HEMPSTEAD, N.Y. — Two alphas in the fight of their lives, President Barack Obama and Republican Mitt Romney sparred with passion and grit in a debate that previewed the closing arguments of a campaign that keeps circling back to bedrock questions about which candidate can do more to strengthen the fragile economy.
Fresh off their latest encounter and with just three weeks left in the race, the candidates fan out in all directions Wednesday to pitch their tuned-up messages directly to voters on some of the campaign’s most treasured turf: Romney in Virginia, Obama in Iowa. Vice President Joe Biden is westward bound for Colorado and Nevada; GOP running mate Paul Ryan returns to all-important Ohio.
It was a re-energized Obama who showed up for Tuesday’s town hall-style debate at Hofstra University, lifting the spirits of Democrats who felt let down by the president’s limp performance in the candidates’ first encounter two weeks ago.
But Romney knew what was coming and didn’t give an inch, pressing his case even when the arguments deteriorated into did-not, did-too rejoinders that couldn’t have done much to clarify the choice for undecided voters.
Tuesday’s debate was the third installment in what amounts to a four-week-long reality TV series for Campaign 2012. Romney was the clear victor in the series debut, Biden aggressively counterpunched in the next-up vice presidential debate, and the latest faceoff featured two competitors determined to give no quarter.

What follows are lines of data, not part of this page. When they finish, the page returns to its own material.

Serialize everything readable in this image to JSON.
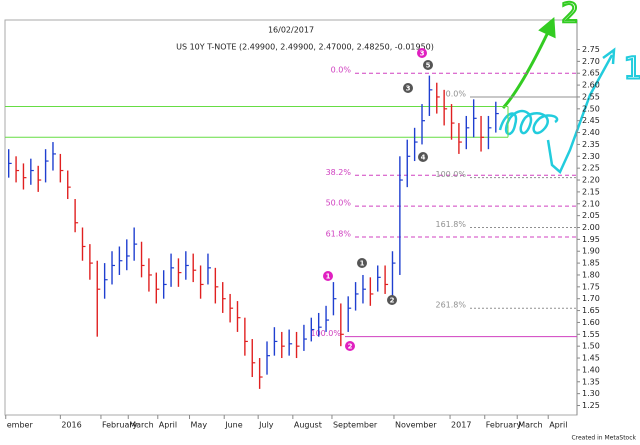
{
  "chart_data": {
    "type": "ohlc",
    "title": "16/02/2017",
    "subtitle": "US 10Y T-NOTE (2.49900, 2.49900, 2.47000, 2.48250, -0.01950)",
    "footer": "Created in MetaStock",
    "up_color": "#1f3fd0",
    "down_color": "#e02020",
    "x": [
      0,
      1,
      2,
      3,
      4,
      5,
      6,
      7,
      8,
      9,
      10,
      11,
      12,
      13,
      14,
      15,
      16,
      17,
      18,
      19,
      20,
      21,
      22,
      23,
      24,
      25,
      26,
      27,
      28,
      29,
      30,
      31,
      32,
      33,
      34,
      35,
      36,
      37,
      38,
      39,
      40,
      41,
      42,
      43,
      44,
      45,
      46,
      47,
      48,
      49,
      50,
      51,
      52,
      53,
      54,
      55,
      56,
      57,
      58,
      59,
      60,
      61,
      62,
      63,
      64,
      65,
      66
    ],
    "high": [
      2.33,
      2.3,
      2.27,
      2.29,
      2.26,
      2.33,
      2.36,
      2.31,
      2.24,
      2.12,
      2.0,
      1.93,
      1.86,
      1.85,
      1.9,
      1.92,
      1.95,
      2.0,
      1.94,
      1.87,
      1.81,
      1.82,
      1.89,
      1.87,
      1.9,
      1.89,
      1.84,
      1.89,
      1.83,
      1.77,
      1.72,
      1.69,
      1.62,
      1.53,
      1.45,
      1.52,
      1.58,
      1.56,
      1.57,
      1.56,
      1.59,
      1.62,
      1.64,
      1.67,
      1.77,
      1.68,
      1.71,
      1.77,
      1.8,
      1.79,
      1.84,
      1.84,
      1.9,
      2.3,
      2.37,
      2.42,
      2.52,
      2.64,
      2.61,
      2.58,
      2.52,
      2.44,
      2.47,
      2.54,
      2.47,
      2.47,
      2.53
    ],
    "low": [
      2.21,
      2.19,
      2.16,
      2.18,
      2.15,
      2.19,
      2.24,
      2.19,
      2.12,
      1.98,
      1.86,
      1.78,
      1.54,
      1.7,
      1.76,
      1.8,
      1.82,
      1.86,
      1.79,
      1.73,
      1.68,
      1.7,
      1.75,
      1.75,
      1.78,
      1.77,
      1.7,
      1.76,
      1.68,
      1.64,
      1.6,
      1.56,
      1.46,
      1.37,
      1.32,
      1.38,
      1.46,
      1.45,
      1.46,
      1.45,
      1.48,
      1.52,
      1.54,
      1.56,
      1.63,
      1.5,
      1.56,
      1.65,
      1.68,
      1.67,
      1.73,
      1.72,
      1.7,
      1.8,
      2.17,
      2.28,
      2.35,
      2.47,
      2.48,
      2.43,
      2.37,
      2.31,
      2.33,
      2.38,
      2.32,
      2.33,
      2.4
    ],
    "close": [
      2.27,
      2.24,
      2.21,
      2.24,
      2.2,
      2.28,
      2.31,
      2.24,
      2.17,
      2.02,
      1.92,
      1.85,
      1.74,
      1.78,
      1.84,
      1.86,
      1.88,
      1.93,
      1.84,
      1.8,
      1.74,
      1.76,
      1.83,
      1.81,
      1.84,
      1.82,
      1.76,
      1.83,
      1.75,
      1.7,
      1.66,
      1.62,
      1.52,
      1.43,
      1.37,
      1.46,
      1.52,
      1.5,
      1.51,
      1.5,
      1.53,
      1.57,
      1.58,
      1.61,
      1.7,
      1.55,
      1.66,
      1.72,
      1.74,
      1.72,
      1.79,
      1.76,
      1.85,
      2.2,
      2.3,
      2.36,
      2.45,
      2.58,
      2.55,
      2.5,
      2.44,
      2.36,
      2.42,
      2.46,
      2.38,
      2.42,
      2.48
    ],
    "xlim": [
      -0.5,
      77
    ],
    "ylim": [
      1.21,
      2.79
    ],
    "xticks": [
      {
        "value": -0.4,
        "label": "ember"
      },
      {
        "value": 7.0,
        "label": "2016"
      },
      {
        "value": 12.5,
        "label": "February"
      },
      {
        "value": 16.2,
        "label": "March"
      },
      {
        "value": 20.2,
        "label": "April"
      },
      {
        "value": 24.5,
        "label": "May"
      },
      {
        "value": 29.2,
        "label": "June"
      },
      {
        "value": 33.8,
        "label": "July"
      },
      {
        "value": 38.5,
        "label": "August"
      },
      {
        "value": 43.8,
        "label": "September"
      },
      {
        "value": 52.2,
        "label": "November"
      },
      {
        "value": 59.8,
        "label": "2017"
      },
      {
        "value": 64.5,
        "label": "February"
      },
      {
        "value": 68.9,
        "label": "March"
      },
      {
        "value": 73.1,
        "label": "April"
      }
    ],
    "yticks": [
      {
        "value": 1.25,
        "label": "1.25"
      },
      {
        "value": 1.3,
        "label": "1.30"
      },
      {
        "value": 1.35,
        "label": "1.35"
      },
      {
        "value": 1.4,
        "label": "1.40"
      },
      {
        "value": 1.45,
        "label": "1.45"
      },
      {
        "value": 1.5,
        "label": "1.50"
      },
      {
        "value": 1.55,
        "label": "1.55"
      },
      {
        "value": 1.6,
        "label": "1.60"
      },
      {
        "value": 1.65,
        "label": "1.65"
      },
      {
        "value": 1.7,
        "label": "1.70"
      },
      {
        "value": 1.75,
        "label": "1.75"
      },
      {
        "value": 1.8,
        "label": "1.80"
      },
      {
        "value": 1.85,
        "label": "1.85"
      },
      {
        "value": 1.9,
        "label": "1.90"
      },
      {
        "value": 1.95,
        "label": "1.95"
      },
      {
        "value": 2,
        "label": "2.00"
      },
      {
        "value": 2.05,
        "label": "2.05"
      },
      {
        "value": 2.1,
        "label": "2.10"
      },
      {
        "value": 2.15,
        "label": "2.15"
      },
      {
        "value": 2.2,
        "label": "2.20"
      },
      {
        "value": 2.25,
        "label": "2.25"
      },
      {
        "value": 2.3,
        "label": "2.30"
      },
      {
        "value": 2.35,
        "label": "2.35"
      },
      {
        "value": 2.4,
        "label": "2.40"
      },
      {
        "value": 2.45,
        "label": "2.45"
      },
      {
        "value": 2.5,
        "label": "2.50"
      },
      {
        "value": 2.55,
        "label": "2.55"
      },
      {
        "value": 2.6,
        "label": "2.60"
      },
      {
        "value": 2.65,
        "label": "2.65"
      },
      {
        "value": 2.7,
        "label": "2.70"
      },
      {
        "value": 2.75,
        "label": "2.75"
      }
    ],
    "levels": [
      {
        "label": "0.0%",
        "value": 2.65,
        "color": "#d040c0"
      },
      {
        "label": "38.2%",
        "value": 2.22,
        "color": "#d040c0"
      },
      {
        "label": "50.0%",
        "value": 2.09,
        "color": "#d040c0"
      },
      {
        "label": "61.8%",
        "value": 1.96,
        "color": "#d040c0"
      },
      {
        "label": "100.0%",
        "value": 1.54,
        "color": "#d040c0"
      },
      {
        "label": "0.0%",
        "value": 2.55,
        "color": "#909090"
      },
      {
        "label": "100.0%",
        "value": 2.21,
        "color": "#909090"
      },
      {
        "label": "161.8%",
        "value": 2.0,
        "color": "#909090"
      },
      {
        "label": "261.8%",
        "value": 1.66,
        "color": "#909090"
      }
    ],
    "green_lines": [
      2.51,
      2.38
    ],
    "green_color": "#66dd44",
    "waves": [
      {
        "label": "1",
        "color": "#e020c0"
      },
      {
        "label": "2",
        "color": "#e020c0"
      },
      {
        "label": "3",
        "color": "#e020c0"
      },
      {
        "label": "1",
        "color": "#555555"
      },
      {
        "label": "2",
        "color": "#555555"
      },
      {
        "label": "3",
        "color": "#555555"
      },
      {
        "label": "4",
        "color": "#555555"
      },
      {
        "label": "5",
        "color": "#555555"
      }
    ],
    "hand_labels": [
      {
        "label": "2",
        "color": "#33cc22"
      },
      {
        "label": "1",
        "color": "#22ccdd"
      }
    ]
  }
}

It was a pushy, interruption-filled encounter filled with charges and countercharges that the other guy wasn’t telling the truth.
The season closer is coming up quickly: a foreign policy faceoff Monday at Lynn University in Boca Raton, Fla.
Romney, brimming with confidence, distilled the essence of his campaign message early in Tuesday’s 90-minute debate and repeated it often.
“I know what it takes to get this economy going,” he said over and over. And this: “We can do better.” And this: “We don’t have to settle for what we’re going through.”
Obama, with both the benefit and the burden of a record to run on, had a more nuanced message.
“The commitments I’ve made, I’ve kept,” he said. “And those that I haven’t been able to keep, it’s not for lack of trying and we’re going to get it done in a second term.”
Obama also was relentless in dismissing the merits of Romney’s policies and rejecting his characterizations of the president’s record.
“Governor Romney doesn’t have a five-point plan,” the president argued. “He has a one-point plan. And that plan is to make sure that folks at the top play by a different set of rules.”
The candidates were in each other’s faces — sometimes literally — before an audience of 82 uncommitted voters from New York. It’s a state that’s already a sure bet for Obama, but the voters there stood as proxy for millions of Americans across the nation still settling on a candidate.
“They spent a lot of time cutting down the other person,” said 22-year-old Joe Blizzard, who watched with a crowd of 500 students at the University of Cincinnati. “As someone who is undecided, it was a little disappointing.”
Fellow student Karim Aladmi, 21, was more forgiving. “It goes without saying that the knives were out,” he said. “I thought Obama had a strong performance, but Romney made him work for it. I was actually impressed by both sides.”